Bulletproof Coffee from Perfectly Pressed Juice Bar at The Press Club, next to the Weekly headquarters in Seaside.
Bulletproof Coffee from Perfectly Pressed Juice Bar at The Press Club, next to the Weekly headquarters in Seaside.
Butter in coffee is a thing now.
Hipster coffee houses everywhere are suddenly offering it. Paleo dieters are all into it. Weekly food writer Shiho Fukushima swears by it.
And now, Perfectly Pressed Juice Bar is selling it.
It’s called Bulletproof Coffee, the trademarked brainchild of globetrotting entrepreneur Dave Asprey. It involves adding coconut oil and unsalted butter or ghee to freshly brewed coffee and frothing it in a blender.
Bulletproof Coffee fans have claimed some pretty wild health benefits, from an IQ boost to, ironically, weight loss. I’m skeptical.
But I’m also intrigued enough to run next door to The Press Club, where Perfectly Pressed serves Bulletproof Coffee using butter from grass-fed yaks. (As opposed to the corn-fed ones at—sorry not sorry—yaktory farms.)
My warm mug of Bulletproof is frothy, and not just on top. The consistency is velvet all the way through. I’m a wuss when it comes to coffee, almost always adding sweetness and cream, but the Bulletproof is so rich it doesn’t need sugar or stevia. (And adding it, I suspect, would go against the whole paleo point.)
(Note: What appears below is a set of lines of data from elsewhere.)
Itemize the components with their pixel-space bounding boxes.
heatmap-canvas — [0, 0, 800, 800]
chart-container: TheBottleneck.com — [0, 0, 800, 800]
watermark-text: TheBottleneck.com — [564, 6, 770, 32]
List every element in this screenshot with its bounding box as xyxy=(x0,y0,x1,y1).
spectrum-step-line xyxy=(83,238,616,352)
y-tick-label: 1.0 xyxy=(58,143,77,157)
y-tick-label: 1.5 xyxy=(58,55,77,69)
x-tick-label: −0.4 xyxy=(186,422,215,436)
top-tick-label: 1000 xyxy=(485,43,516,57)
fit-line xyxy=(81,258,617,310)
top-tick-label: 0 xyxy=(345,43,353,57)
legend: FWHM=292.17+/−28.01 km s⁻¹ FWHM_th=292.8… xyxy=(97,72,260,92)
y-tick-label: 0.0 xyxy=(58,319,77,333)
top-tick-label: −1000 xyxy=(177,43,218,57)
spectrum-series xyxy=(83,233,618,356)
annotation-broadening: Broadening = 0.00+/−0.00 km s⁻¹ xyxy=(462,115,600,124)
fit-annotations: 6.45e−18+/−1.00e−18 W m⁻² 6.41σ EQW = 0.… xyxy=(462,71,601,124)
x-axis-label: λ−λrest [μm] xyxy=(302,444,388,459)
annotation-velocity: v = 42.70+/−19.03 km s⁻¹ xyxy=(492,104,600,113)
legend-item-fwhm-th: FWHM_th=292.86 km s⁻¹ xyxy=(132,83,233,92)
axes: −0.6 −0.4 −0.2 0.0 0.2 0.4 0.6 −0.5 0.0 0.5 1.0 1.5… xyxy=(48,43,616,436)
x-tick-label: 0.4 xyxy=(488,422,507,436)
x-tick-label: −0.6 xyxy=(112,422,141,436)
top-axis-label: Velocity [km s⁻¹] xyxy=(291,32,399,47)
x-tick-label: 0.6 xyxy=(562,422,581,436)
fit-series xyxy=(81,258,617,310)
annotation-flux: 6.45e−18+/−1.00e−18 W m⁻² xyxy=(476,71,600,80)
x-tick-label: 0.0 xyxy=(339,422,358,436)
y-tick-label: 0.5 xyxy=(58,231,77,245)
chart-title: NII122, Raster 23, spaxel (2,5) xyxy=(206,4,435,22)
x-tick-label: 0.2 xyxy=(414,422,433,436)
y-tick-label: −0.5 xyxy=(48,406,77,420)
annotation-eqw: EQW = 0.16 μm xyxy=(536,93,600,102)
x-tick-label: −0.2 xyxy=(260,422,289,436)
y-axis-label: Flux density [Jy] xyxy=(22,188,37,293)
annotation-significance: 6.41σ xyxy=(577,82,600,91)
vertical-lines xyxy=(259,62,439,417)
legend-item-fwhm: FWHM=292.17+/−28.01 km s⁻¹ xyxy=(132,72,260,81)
Yes, I just consumed up to 4 tablespoons of fat from the coconut oil and butter: 52 grams,* most of it saturated, blowing way past any daily dose the FDA could recommend.
But the supple, greasy feel it leaves on my lips is pleasant. I haven’t had anything else for breakfast, but I feel pretty satisfied.
Let’s ride this out, Bulletproof. If for no other reason—because yak butter.
*Update: The official Bulletproof recipe calls for 1-2 tablespoons each of coconut oil and yak butter in every serving, but Perfectly Pressed owner Monica Berriz says it’s more like a half tablespoon each in her mugs. So that would be a much more reasonable 13 grams of fat per mug.